El comienzo de un nuevo curso escolar debería llevarnos al compromiso de fomentar una educación que siembre un amor intenso a la vida. Amarla cada día y todos los días con pasión.  Amar la propia vida y la vida de los demás, ya que todos somos hermanos. Amar la vida de los débiles y de los pobres, la vida naciente y la vida ya pasada.
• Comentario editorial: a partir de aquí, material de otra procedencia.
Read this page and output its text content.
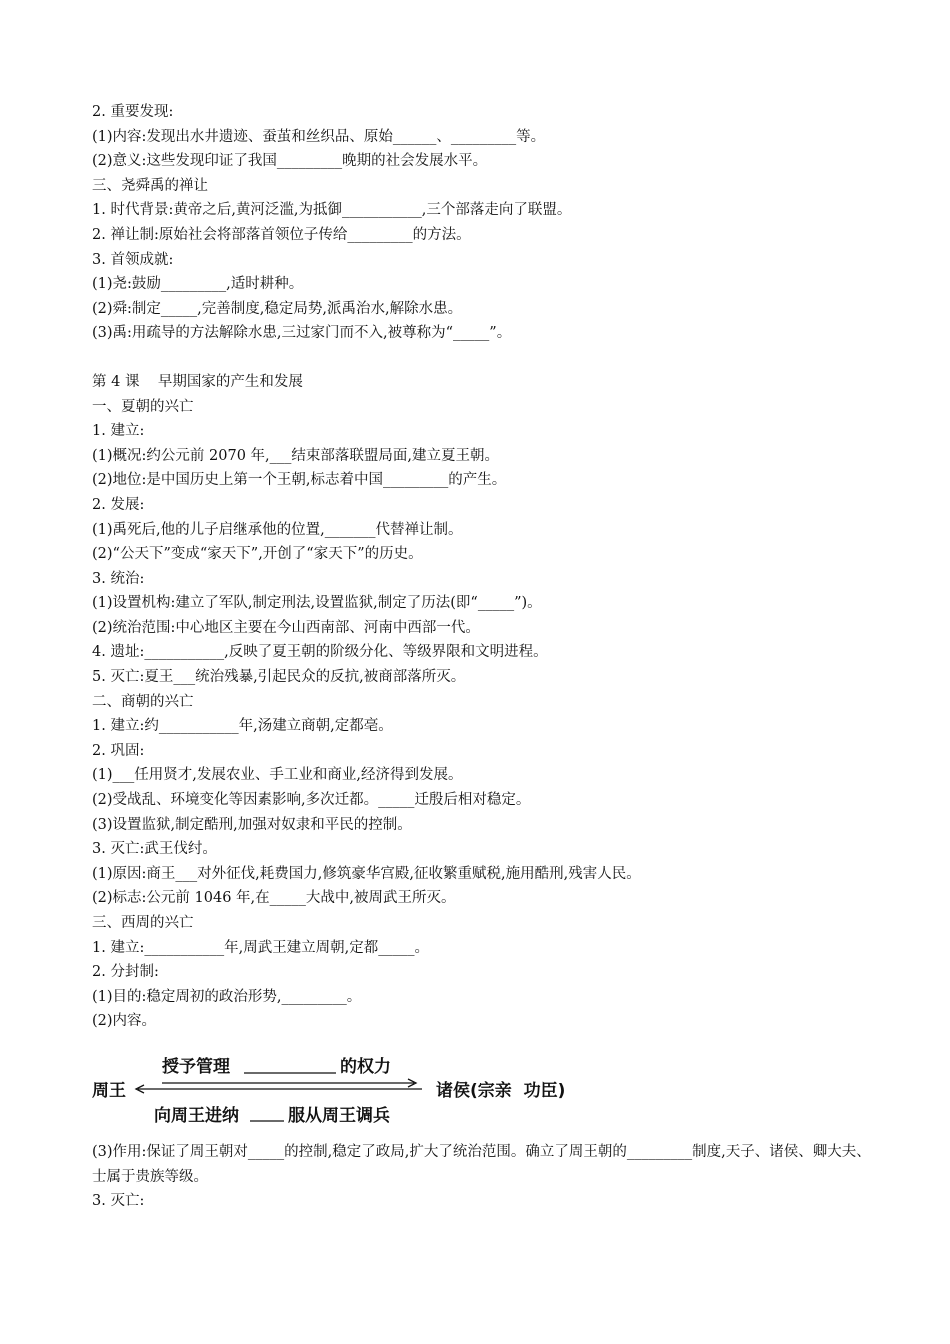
2. 重要发现:
(1)内容:发现出水井遗迹、蚕茧和丝织品、原始______、_________等。
(2)意义:这些发现印证了我国_________晚期的社会发展水平。
三、尧舜禹的禅让
1. 时代背景:黄帝之后,黄河泛滥,为抵御___________,三个部落走向了联盟。
2. 禅让制:原始社会将部落首领位子传给_________的方法。
3. 首领成就:
(1)尧:鼓励_________,适时耕种。
(2)舜:制定_____,完善制度,稳定局势,派禹治水,解除水患。
(3)禹:用疏导的方法解除水患,三过家门而不入,被尊称为“_____”。
第 4 课    早期国家的产生和发展
一、夏朝的兴亡
1. 建立:
(1)概况:约公元前 2070 年,___结束部落联盟局面,建立夏王朝。
(2)地位:是中国历史上第一个王朝,标志着中国_________的产生。
2. 发展:
(1)禹死后,他的儿子启继承他的位置,_______代替禅让制。
(2)“公天下”变成“家天下”,开创了“家天下”的历史。
3. 统治:
(1)设置机构:建立了军队,制定刑法,设置监狱,制定了历法(即“_____”)。
(2)统治范围:中心地区主要在今山西南部、河南中西部一代。
4. 遗址:___________,反映了夏王朝的阶级分化、等级界限和文明进程。
5. 灭亡:夏王___统治残暴,引起民众的反抗,被商部落所灭。
二、商朝的兴亡
1. 建立:约___________年,汤建立商朝,定都亳。
2. 巩固:
(1)___任用贤才,发展农业、手工业和商业,经济得到发展。
(2)受战乱、环境变化等因素影响,多次迁都。_____迁殷后相对稳定。
(3)设置监狱,制定酷刑,加强对奴隶和平民的控制。
3. 灭亡:武王伐纣。
(1)原因:商王___对外征伐,耗费国力,修筑豪华宫殿,征收繁重赋税,施用酷刑,残害人民。
(2)标志:公元前 1046 年,在_____大战中,被周武王所灭。
三、西周的兴亡
1. 建立:___________年,周武王建立周朝,定都_____。
2. 分封制:
(1)目的:稳定周初的政治形势,_________。
(2)内容。
周王
授予管理	的权力
诸侯(宗亲  功臣)
向周王进纳	服从周王调兵
(3)作用:保证了周王朝对_____的控制,稳定了政局,扩大了统治范围。确立了周王朝的_________制度,天子、诸侯、卿大夫、士属于贵族等级。
3. 灭亡:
Amar la vida de la naturaleza, cultivar el amor a las plantas, a los animales, a los ríos. Fomentar la fraternidad universal y cósmica. Para amar la vida debemos aprender a admirar. El amor antes que cumplir nos invita a admirar, a dejarnos envolver y sorprender por la vida, contemplarla en su misterio. El amor desencadena el agradecimiento, agradecer el gran regalo de la vida y todos los regalos que recibimos cada día y todos los días.

Amar la vida es también respetarla y protegerla, sin respeto a la vida no hay paz ni convivencia. Amar la vida es curarla, curar las heridas del cuerpo y del alma, la enfermedad y el sufrimiento.

Acompañar a los heridos, a los que sufren y mal viven, a los que ya no encuentran motivos para seguir viviendo. Ser capaces de brindar razones para luchar, sufrir, vivir, y esperar.

Con tu presencia Señor, saldremos fortalecidos.